Dealing with Changes
A lot of people may ask or argue that being that structured can make it difficult to adjust to changes in your schedule, but I've actually found the opposite to be true. Because we have been so consistent, Isis knows that we'll get back to that even if we have to be off for a day or two. For example, if we go to lunch later than normal and she's off by like an hour or so for her nap one day, she knows that the nap is coming and she is pretty adaptable and okay with waiting because she knows what to expect from me. She knows that even if we're pushing something back a little that it's still coming. It's almost like she just knows to trust us now because we've been so consistent.
What about baby #2?
Now, I am in no way saying that this is the only way to parent or the only way to set up your day or your routine.

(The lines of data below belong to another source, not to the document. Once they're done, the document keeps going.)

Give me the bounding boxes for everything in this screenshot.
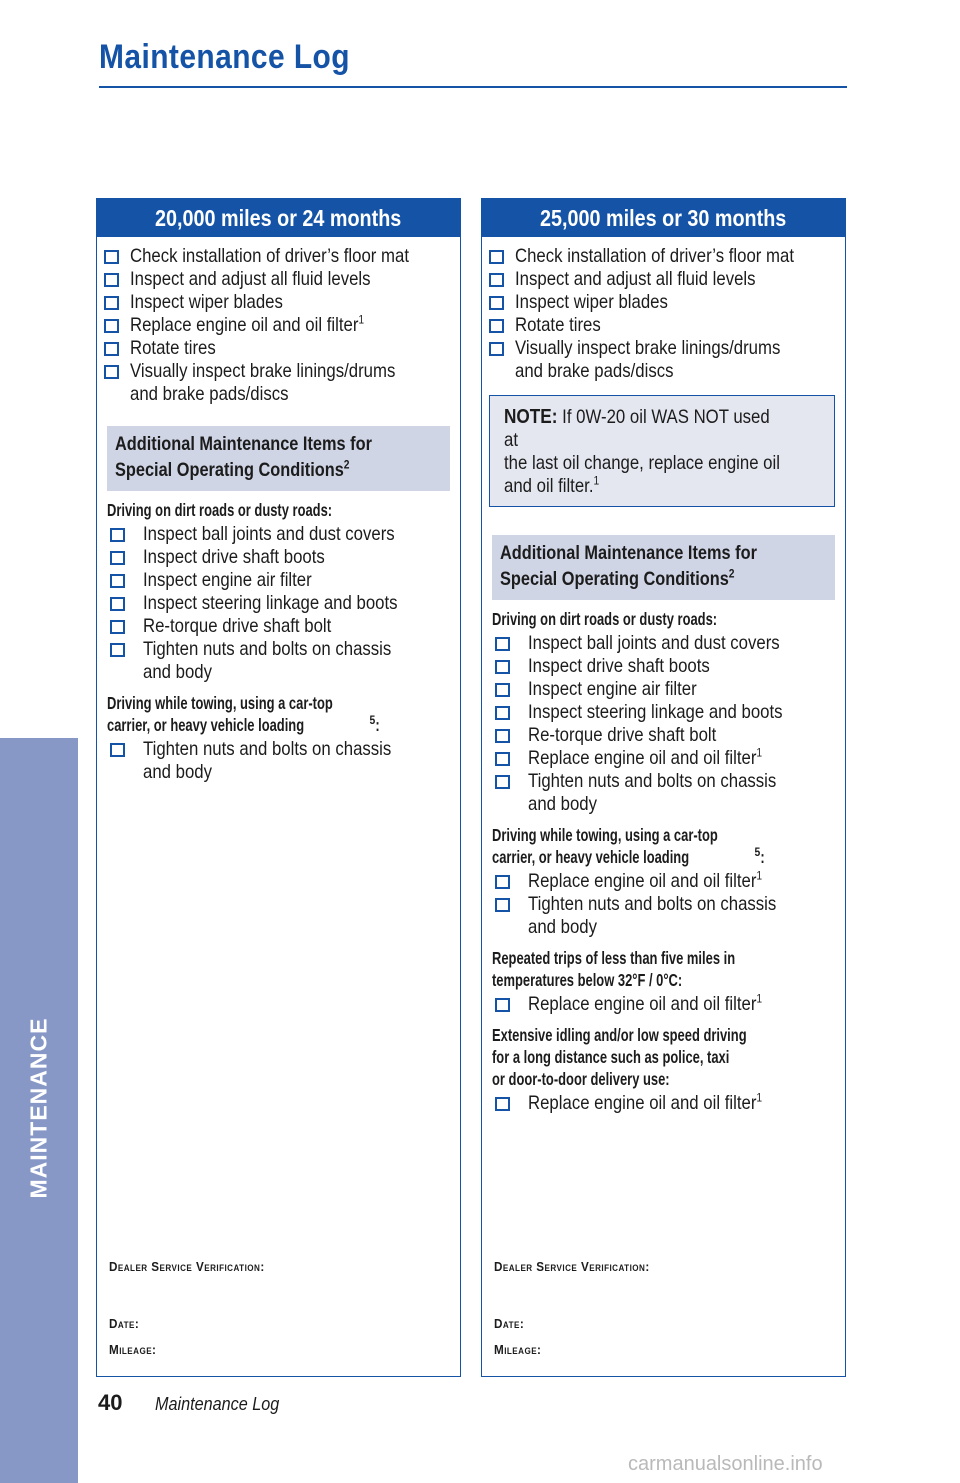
checklist-item: Check installation of driver’s floor mat xyxy=(489,245,845,268)
condition-checklist xyxy=(482,991,845,1016)
checklist-item: Tighten nuts and bolts on chassis and body xyxy=(492,770,845,816)
checklist-item: Inspect engine air filter xyxy=(492,678,845,701)
schedule-column-25000 xyxy=(481,198,846,1377)
checklist-item: Tighten nuts and bolts on chassis and body xyxy=(107,638,460,684)
condition-checklist xyxy=(97,736,460,784)
checkbox[interactable] xyxy=(489,296,504,310)
checkbox[interactable] xyxy=(489,319,504,333)
checklist-item: Inspect steering linkage and boots xyxy=(492,701,845,724)
checkbox[interactable] xyxy=(489,250,504,264)
checkbox[interactable] xyxy=(489,273,504,287)
checklist-item: Inspect ball joints and dust covers xyxy=(492,632,845,655)
footer-section-label: Maintenance Log xyxy=(155,1394,280,1414)
checklist-item: Re-torque drive shaft bolt xyxy=(107,615,460,638)
checkbox[interactable] xyxy=(110,551,125,565)
checklist-item: Tighten nuts and bolts on chassis and body xyxy=(492,893,845,939)
condition-heading: Driving on dirt roads or dusty roads: xyxy=(107,500,333,520)
condition-heading: Repeated trips of less than five miles in temperatures below 32°F / 0°C: xyxy=(492,948,736,990)
watermark: carmanualsonline.info xyxy=(628,1453,823,1475)
special-conditions-title: Additional Maintenance Items for Special Operating Conditions$^2$ xyxy=(115,434,372,481)
checkbox[interactable] xyxy=(110,574,125,588)
checkbox[interactable] xyxy=(110,643,125,657)
page-title: Maintenance Log xyxy=(99,38,350,76)
page-number: 40 xyxy=(98,1390,123,1415)
oil-note-box: NOTE: If 0W-20 oil WAS NOT used at the last oil change, replace engine oil and oil filter.$^1$ xyxy=(489,395,835,507)
checklist-item: Replace engine oil and oil filter$^1$ xyxy=(492,993,845,1016)
checklist-item: Inspect wiper blades xyxy=(489,291,845,314)
special-conditions-header xyxy=(492,535,835,600)
checklist-item: Inspect engine air filter xyxy=(107,569,460,592)
note-text: If 0W-20 oil WAS NOT used at the last oil change, replace engine oil and oil filter. xyxy=(504,406,780,497)
condition-checklist xyxy=(482,868,845,939)
checkbox[interactable] xyxy=(489,342,504,356)
checkbox[interactable] xyxy=(495,683,510,697)
condition-checklist xyxy=(482,1090,845,1115)
column-header: 25,000 miles or 30 months xyxy=(482,199,845,237)
special-conditions-header xyxy=(107,426,450,491)
checklist xyxy=(97,237,460,406)
condition-heading: Driving on dirt roads or dusty roads: xyxy=(492,609,718,629)
condition-checklist xyxy=(482,630,845,816)
checklist-item: Replace engine oil and oil filter$^1$ xyxy=(492,870,845,893)
checklist-item: Check installation of driver’s floor mat xyxy=(104,245,460,268)
checklist-item: Inspect steering linkage and boots xyxy=(107,592,460,615)
date-label: Date: xyxy=(109,1316,140,1331)
column-header: 20,000 miles or 24 months xyxy=(97,199,460,237)
conditions xyxy=(97,491,460,784)
schedule-column-20000 xyxy=(96,198,461,1377)
checkbox[interactable] xyxy=(495,898,510,912)
conditions xyxy=(482,600,845,1115)
checklist-item: Inspect drive shaft boots xyxy=(492,655,845,678)
special-conditions-title: Additional Maintenance Items for Special Operating Conditions$^2$ xyxy=(500,543,757,590)
condition-heading: Driving while towing, using a car-top carrier, or heavy vehicle loading $^5$: xyxy=(107,693,380,735)
checklist-item: Visually inspect brake linings/drums and brake pads/discs xyxy=(104,360,460,406)
checklist-item: Inspect drive shaft boots xyxy=(107,546,460,569)
checkbox[interactable] xyxy=(495,998,510,1012)
checkbox[interactable] xyxy=(104,365,119,379)
note-label: NOTE: xyxy=(504,406,558,428)
checklist-item: Replace engine oil and oil filter$^1$ xyxy=(492,1092,845,1115)
checklist-item: Replace engine oil and oil filter$^1$ xyxy=(492,747,845,770)
mileage-label: Mileage: xyxy=(109,1342,157,1357)
checklist-item: Rotate tires xyxy=(104,337,460,360)
checkbox[interactable] xyxy=(495,637,510,651)
checklist-item: Inspect ball joints and dust covers xyxy=(107,523,460,546)
checkbox[interactable] xyxy=(110,597,125,611)
checkbox[interactable] xyxy=(110,743,125,757)
checklist-item: Rotate tires xyxy=(489,314,845,337)
checklist-item: Replace engine oil and oil filter$^1$ xyxy=(104,314,460,337)
checkbox[interactable] xyxy=(110,620,125,634)
checklist-item: Inspect and adjust all fluid levels xyxy=(489,268,845,291)
checkbox[interactable] xyxy=(495,660,510,674)
checkbox[interactable] xyxy=(104,319,119,333)
checkbox[interactable] xyxy=(495,752,510,766)
condition-heading: Driving while towing, using a car-top carrier, or heavy vehicle loading $^5$: xyxy=(492,825,765,867)
date-label: Date: xyxy=(494,1316,525,1331)
checkbox[interactable] xyxy=(495,875,510,889)
condition-heading: Extensive idling and/or low speed driving for a long distance such as police, taxi or door-to-door delivery use: xyxy=(492,1025,747,1089)
checklist-item: Inspect and adjust all fluid levels xyxy=(104,268,460,291)
checklist-item: Visually inspect brake linings/drums and brake pads/discs xyxy=(489,337,845,383)
checklist-item: Re-torque drive shaft bolt xyxy=(492,724,845,747)
title-divider xyxy=(99,86,847,88)
checkbox[interactable] xyxy=(104,273,119,287)
checkbox[interactable] xyxy=(495,775,510,789)
checklist-item: Inspect wiper blades xyxy=(104,291,460,314)
checkbox[interactable] xyxy=(104,342,119,356)
checklist xyxy=(482,237,845,383)
checkbox[interactable] xyxy=(495,706,510,720)
checkbox[interactable] xyxy=(110,528,125,542)
side-tab-label: MAINTENANCE xyxy=(25,1017,52,1199)
checkbox[interactable] xyxy=(495,729,510,743)
dealer-service-verification-label: Dealer Service Verification: xyxy=(109,1259,265,1274)
checkbox[interactable] xyxy=(104,250,119,264)
condition-checklist xyxy=(97,521,460,684)
checklist-item: Tighten nuts and bolts on chassis and body xyxy=(107,738,460,784)
checkbox[interactable] xyxy=(495,1097,510,1111)
checkbox[interactable] xyxy=(104,296,119,310)
mileage-label: Mileage: xyxy=(494,1342,542,1357)
dealer-service-verification-label: Dealer Service Verification: xyxy=(494,1259,650,1274)
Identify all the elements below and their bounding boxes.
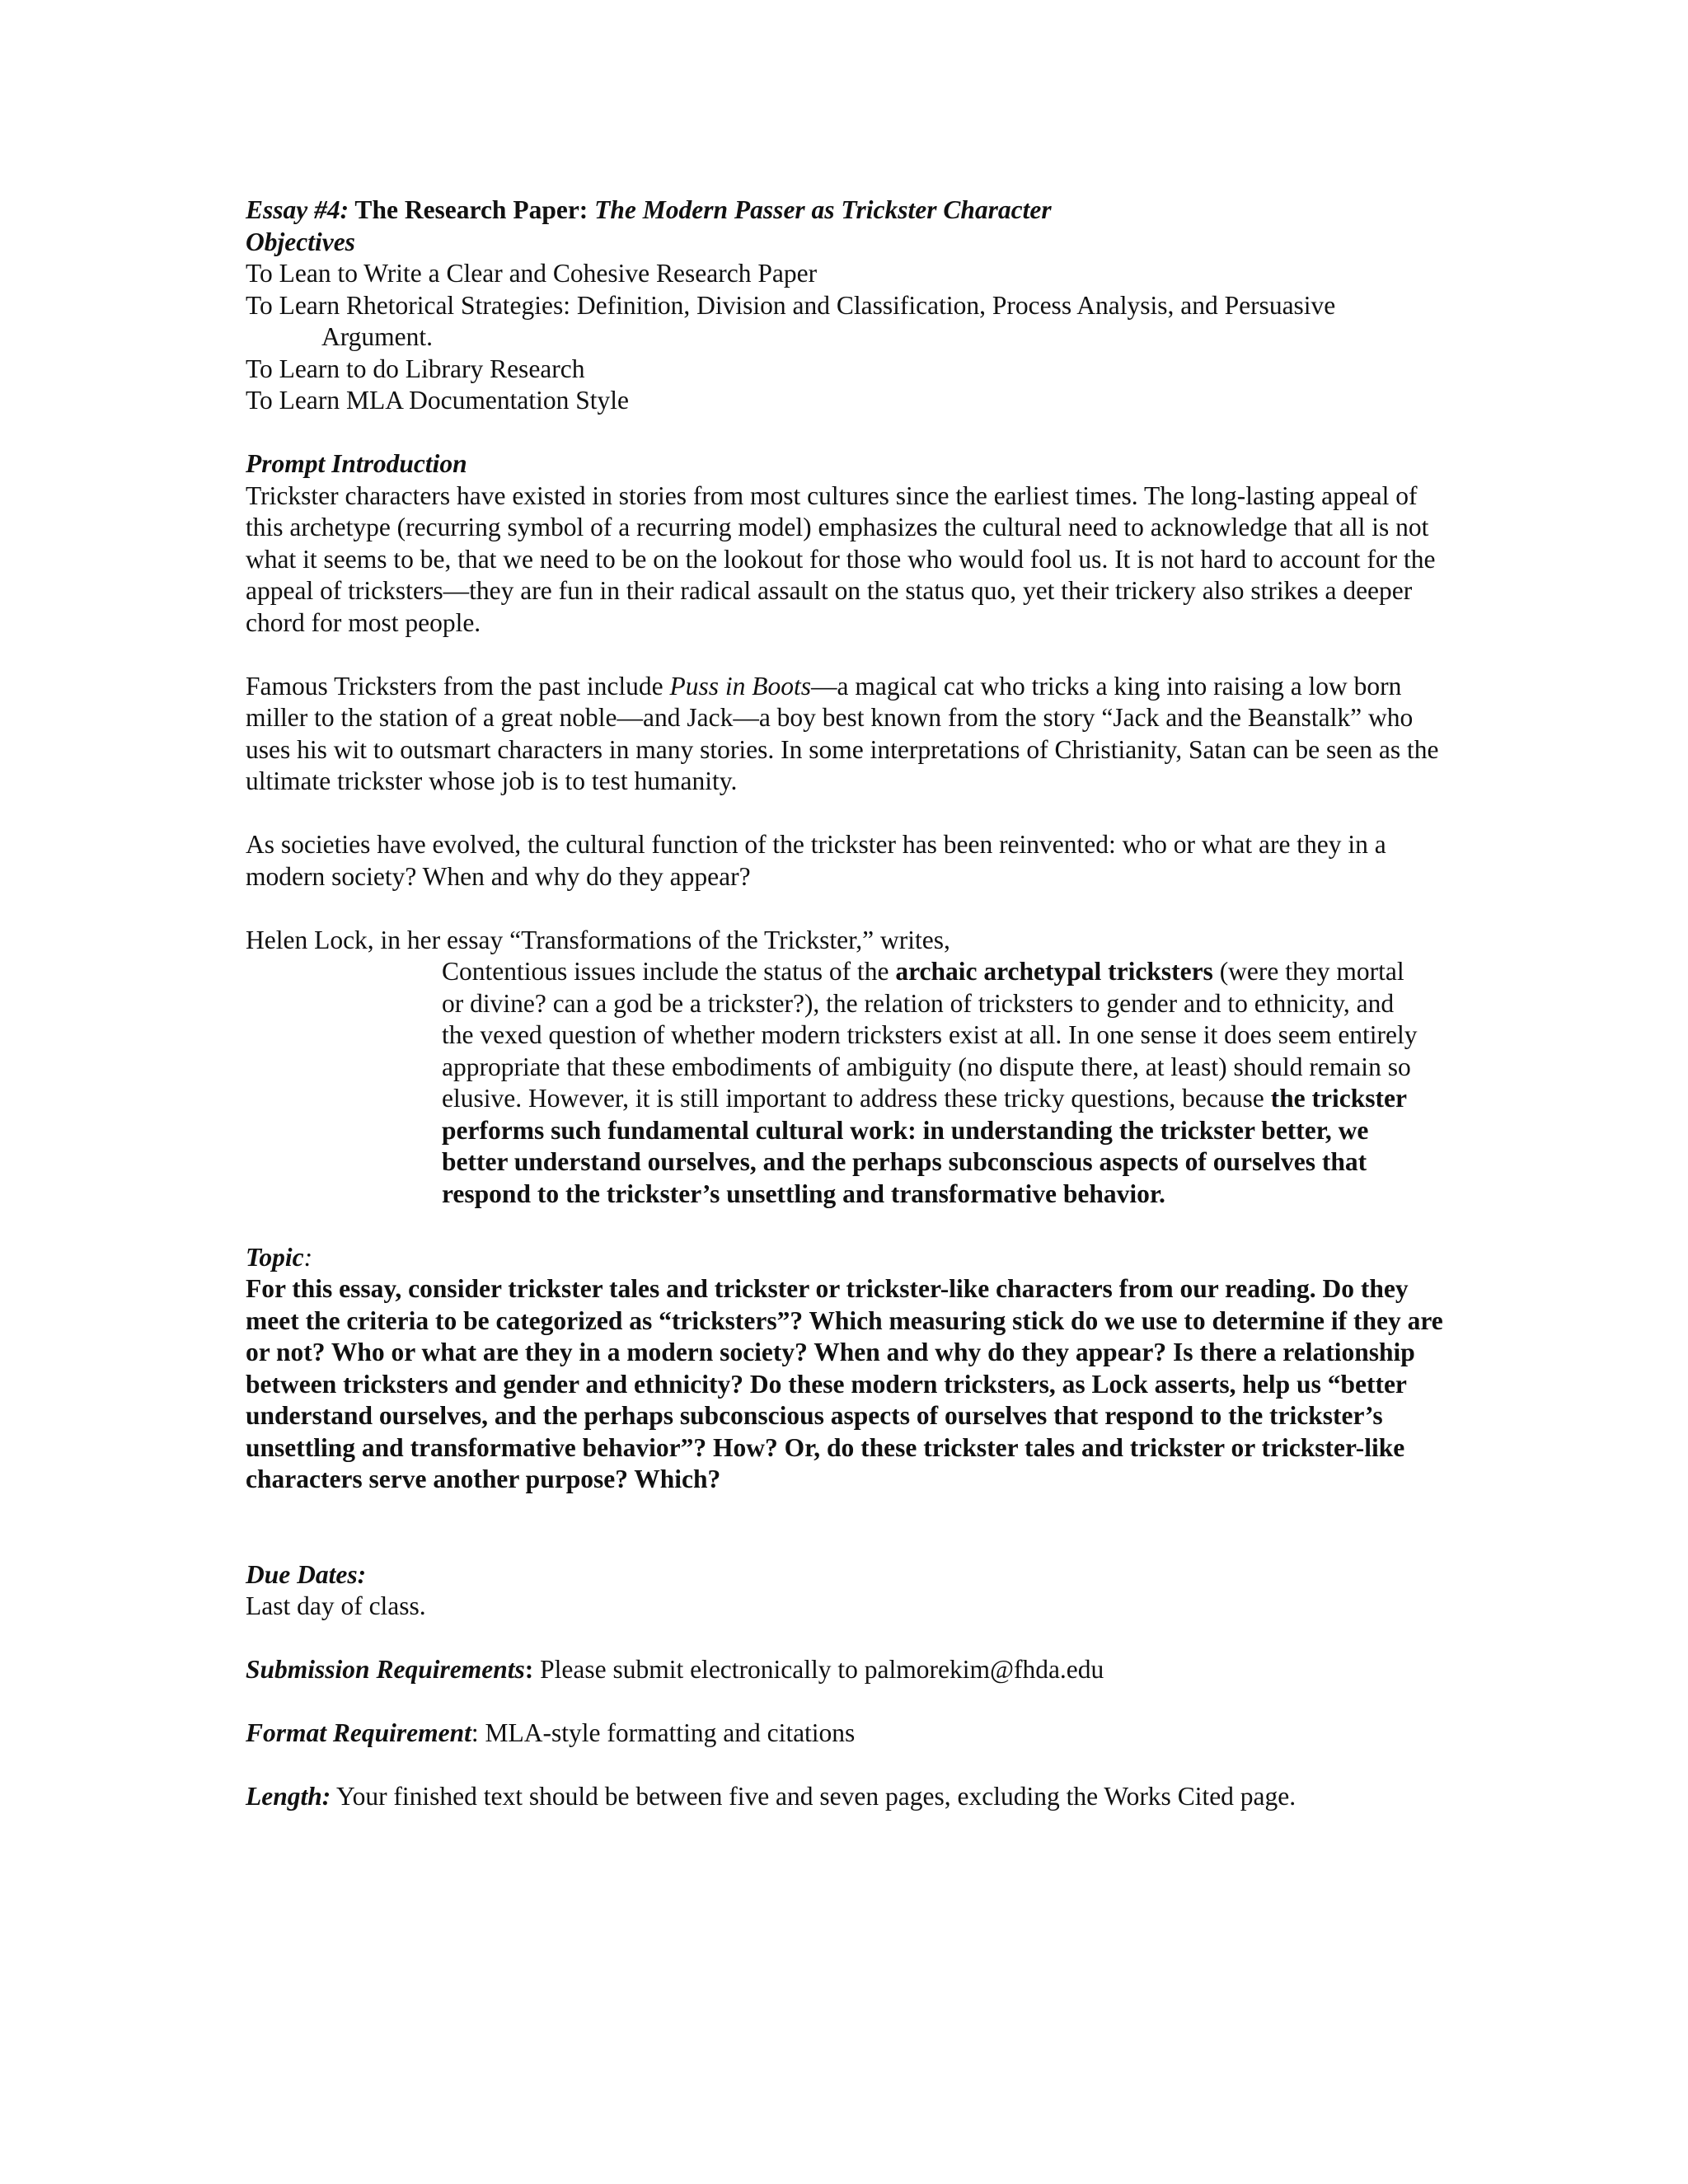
topic-body: For this essay, consider trickster tales and trickster or trickster-like characters from our reading. Do they meet the criteria to be categorized as “tricksters”? Which measuring stick do we use to determine if they are or not? Who or what are they in a modern society? When and why do they appear? Is there a relationship between tricksters and gender and ethnicity? Do these modern tricksters, as Lock asserts, help us “better understand ourselves, and the perhaps subconscious aspects of ourselves that respond to the trickster’s unsettling and transformative behavior”? How? Or, do these trickster tales and trickster or trickster-like characters serve another purpose? Which?: [246, 1274, 1443, 1493]
block-quote: Contentious issues include the status of the archaic archetypal tricksters (were they mortal or divine? can a god be a trickster?), the relation of tricksters to gender and to ethnicity, and the vexed question of whether modern tricksters exist at all. In one sense it does seem entirely appropriate that these embodiments of ambiguity (no dispute there, at least) should remain so elusive. However, it is still important to address these tricky questions, because the trickster performs such fundamental cultural work: in understanding the trickster better, we better understand ourselves, and the perhaps subconscious aspects of ourselves that respond to the trickster’s unsettling and transformative behavior.: [442, 957, 1418, 1208]
length-heading: Length:: [246, 1782, 331, 1811]
objective-item: To Learn MLA Documentation Style: [246, 386, 629, 415]
quote-intro: Helen Lock, in her essay “Transformations of the Trickster,” writes,: [246, 925, 950, 954]
length-body: Your finished text should be between five and seven pages, excluding the Works Cited page.: [331, 1782, 1296, 1811]
submission-heading: Submission Requirements: [246, 1655, 525, 1684]
puss-in-boots-title: Puss in Boots: [669, 671, 811, 701]
objective-item: To Learn Rhetorical Strategies: Definition, Division and Classification, Process Analysis, and Persuasive Argument.: [246, 290, 1336, 351]
paper-label: The Research Paper:: [349, 195, 595, 224]
objective-item: To Lean to Write a Clear and Cohesive Research Paper: [246, 259, 818, 288]
prompt-paragraph-2: Famous Tricksters from the past include Puss in Boots—a magical cat who tricks a king into raising a low born miller to the station of a great noble—and Jack—a boy best known from the story “Jack and the Beanstalk” who uses his wit to outsmart characters in many stories. In some interpretations of Christianity, Satan can be seen as the ultimate trickster whose job is to test humanity.: [246, 671, 1439, 795]
length-line: [246, 1781, 1449, 1813]
essay-number: Essay #4:: [246, 195, 349, 224]
format-heading: Format Requirement: [246, 1718, 471, 1747]
due-dates-body: Last day of class.: [246, 1591, 426, 1620]
objectives-heading: Objectives: [246, 227, 355, 256]
format-body: : MLA-style formatting and citations: [471, 1718, 856, 1747]
submission-body: Please submit electronically to palmorekim@fhda.edu: [533, 1655, 1104, 1684]
assignment-document: [246, 194, 1449, 1813]
prompt-heading: Prompt Introduction: [246, 449, 467, 478]
objective-item: To Learn to do Library Research: [246, 354, 585, 383]
essay-title-line: [246, 194, 1449, 227]
submission-line: Submission Requirements: Please submit electronically to palmorekim@fhda.edu: [246, 1655, 1104, 1684]
format-line: [246, 1718, 1449, 1750]
prompt-paragraph-3: As societies have evolved, the cultural function of the trickster has been reinvented: who or what are they in a modern society? When and why do they appear?: [246, 830, 1386, 891]
topic-heading: Topic: [246, 1242, 304, 1272]
due-dates-heading: Due Dates:: [246, 1559, 367, 1589]
prompt-paragraph-1: Trickster characters have existed in stories from most cultures since the earliest times. The long-lasting appeal of this archetype (recurring symbol of a recurring model) emphasizes the cultural need to acknowledge that all is not what it seems to be, that we need to be on the lookout for those who would fool us. It is not hard to account for the appeal of tricksters—they are fun in their radical assault on the status quo, yet their trickery also strikes a deeper chord for most people.: [246, 480, 1436, 637]
paper-title: The Modern Passer as Trickster Character: [594, 195, 1052, 224]
topic-heading-line: Topic:: [246, 1242, 313, 1272]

I have friends that have not used a schedule or routine and they are just as happy with the outcome of their decisions because it is what works for their families. I'm just saying that with all my posts and my focus on it in the past, it was time to share an update. In my experience, if you were to choose this method, it would absolutely work! My next child will be different and I know that. Personalities are different, my schedule is different than it was then, I'll have 2 rather than 1, etc. But I found that it was easy to learn how to read Isis' cues and I'll be able to do the same thing with this next baby. That means that the new baby's routine each day may look a little different than Isis' did. Maybe she'll be a 10 hour a night sleeper rather than the 12 hour a night sleeper that Isis was. Maybe I'll have to adjust things for her specific needs and temperament, but I will still focus on being consistent and routined because that is what works for my family.
You can probably expect that I'll be sharing my experiences this time as well!